On.com: When a Million Users Isn't Enough

Technical Details

Role

Technical Cofounder

iOS

Objective-C, UIKit Dynamics

Android

Java, Custom Views

Networking

REST, WebSockets

Media

Picasso, ExoPlayer

On.com: When a Million Users Isn't Enough

The social media startup that hit 1M users but couldn't monetize.

On.com was an ambitious social media platform that aimed to combine the best elements of Twitter, Instagram, and Tumblr into a single, cohesive experience. I joined as a mobile developer during the growth phase, helping build features that would eventually attract over a million users. Despite the traction, the company ultimately couldn't find a sustainable business model—a cautionary tale about the gap between user growth and business success.

The Platform

On.com differentiated itself through a unique content format:

Mixed Media Posts:

  • Text, images, and video in single posts
  • Rich formatting options beyond typical social apps
  • Inline link previews with custom styling
  • GIF support before it was ubiquitous
Discovery Features:
  • Topic-based feeds beyond just followers
  • Trending content algorithms
  • Cross-platform content embedding
  • Real-time activity streams
Social Features:
  • Follow/follower model
  • Reposts and quote posts
  • Threaded conversations
  • Direct messaging

Technical Implementation

The mobile apps needed to handle the complexity of mixed media while maintaining performance:

iOS App (Objective-C):

  • Custom layout engine for mixed media posts
  • UIKit Dynamics for physics-based interactions
  • Efficient image loading and caching
  • Background upload queue for media
  • Push notification handling with deep linking
Feed Performance:
  • Virtualized list rendering
  • Predictive content prefetching
  • Image size negotiation based on network
  • Smooth 60fps scrolling with complex cells
Real-Time Features:
  • WebSocket connections for live updates
  • Optimistic UI updates
  • Conflict resolution for concurrent edits
  • Notification coalescing

Growth and Scale

On.com achieved impressive growth metrics:

  • 1M+ registered users at peak
  • 100K+ daily active users
  • Millions of posts created
  • Featured in App Store multiple times
The engineering team scaled the backend and apps to handle this growth:

  • Horizontal scaling of API servers
  • CDN integration for media delivery
  • Database sharding for user data
  • Real-time infrastructure for notifications

Why It Failed

Despite strong user metrics, On.com couldn't build a sustainable business:

Monetization Challenges:

  • Advertising revenue couldn't cover infrastructure costs
  • Users resistant to promoted content in feeds
  • Premium features didn't convert enough users
  • Brand partnerships were difficult to scale
Competition:
  • Twitter and Instagram were entrenched
  • New features were quickly copied by larger platforms
  • User acquisition costs increased dramatically
  • Retention was challenging against established networks
Market Timing:
  • Social media market was consolidating
  • Investors became wary of new social platforms
  • The "next Facebook" thesis was losing credibility

Lessons Learned

On.com taught me important lessons about product development:

Users ≠ Revenue: A million users means nothing without a path to monetization. Growth metrics can mask fundamental business model problems.
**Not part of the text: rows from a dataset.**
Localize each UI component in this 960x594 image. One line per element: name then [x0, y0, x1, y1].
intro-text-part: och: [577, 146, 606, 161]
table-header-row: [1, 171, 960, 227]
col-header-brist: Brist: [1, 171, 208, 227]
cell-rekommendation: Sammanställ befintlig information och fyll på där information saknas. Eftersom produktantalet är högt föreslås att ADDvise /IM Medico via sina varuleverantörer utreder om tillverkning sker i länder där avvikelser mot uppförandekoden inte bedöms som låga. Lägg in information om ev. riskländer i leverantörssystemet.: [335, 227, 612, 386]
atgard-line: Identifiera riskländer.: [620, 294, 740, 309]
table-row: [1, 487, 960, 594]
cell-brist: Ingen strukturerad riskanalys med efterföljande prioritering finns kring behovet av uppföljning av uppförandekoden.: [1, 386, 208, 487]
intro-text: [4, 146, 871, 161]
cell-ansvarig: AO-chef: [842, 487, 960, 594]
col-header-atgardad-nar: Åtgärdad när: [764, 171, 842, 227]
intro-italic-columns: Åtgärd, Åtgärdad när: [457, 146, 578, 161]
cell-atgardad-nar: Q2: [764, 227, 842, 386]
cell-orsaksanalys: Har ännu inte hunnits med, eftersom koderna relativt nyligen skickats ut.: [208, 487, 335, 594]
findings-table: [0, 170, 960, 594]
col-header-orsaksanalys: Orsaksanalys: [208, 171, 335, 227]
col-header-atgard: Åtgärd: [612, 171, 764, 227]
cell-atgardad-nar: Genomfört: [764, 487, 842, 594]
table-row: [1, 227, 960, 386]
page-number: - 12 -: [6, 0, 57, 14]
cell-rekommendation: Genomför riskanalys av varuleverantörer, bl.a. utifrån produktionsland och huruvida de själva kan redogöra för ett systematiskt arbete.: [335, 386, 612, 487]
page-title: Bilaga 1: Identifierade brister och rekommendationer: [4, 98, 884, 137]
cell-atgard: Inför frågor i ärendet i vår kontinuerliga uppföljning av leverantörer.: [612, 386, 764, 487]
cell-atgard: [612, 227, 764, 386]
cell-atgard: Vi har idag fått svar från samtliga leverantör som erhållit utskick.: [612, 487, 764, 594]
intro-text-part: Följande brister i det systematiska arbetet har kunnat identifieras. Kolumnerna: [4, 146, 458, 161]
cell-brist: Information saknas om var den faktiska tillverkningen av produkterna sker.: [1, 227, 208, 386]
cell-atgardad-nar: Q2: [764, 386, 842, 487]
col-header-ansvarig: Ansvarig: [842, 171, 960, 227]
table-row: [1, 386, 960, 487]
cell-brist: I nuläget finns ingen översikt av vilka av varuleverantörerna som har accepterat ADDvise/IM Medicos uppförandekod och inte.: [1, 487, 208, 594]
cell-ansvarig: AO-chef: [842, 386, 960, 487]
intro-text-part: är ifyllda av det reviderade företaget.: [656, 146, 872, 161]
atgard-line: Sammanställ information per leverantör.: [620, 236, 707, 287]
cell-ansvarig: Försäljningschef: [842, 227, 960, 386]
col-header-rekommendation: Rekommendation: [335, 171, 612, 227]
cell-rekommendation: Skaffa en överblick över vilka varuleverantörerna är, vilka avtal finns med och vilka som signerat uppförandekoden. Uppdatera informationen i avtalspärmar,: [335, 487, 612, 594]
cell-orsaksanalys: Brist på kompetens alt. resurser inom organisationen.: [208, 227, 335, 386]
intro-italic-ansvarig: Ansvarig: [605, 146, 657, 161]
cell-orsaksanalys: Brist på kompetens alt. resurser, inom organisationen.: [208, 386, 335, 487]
Platform Risk: Building on others' platforms (even the open web) creates dependencies. Social apps live or die by network effects that are nearly impossible to bootstrap.

Technical Excellence Isn't Enough: The apps were well-built, performant, and feature-rich. None of that mattered when the business couldn't sustain itself.

Timing Matters: On.com might have succeeded in 2010 or might succeed in 2025. In 2014, the social media market had already consolidated around a few winners.

While On.com ultimately shut down, the experience of building a product used by a million people was invaluable. The technical challenges of scale, the product decisions around social features, and the hard lessons about business fundamentals have shaped my approach to every project since.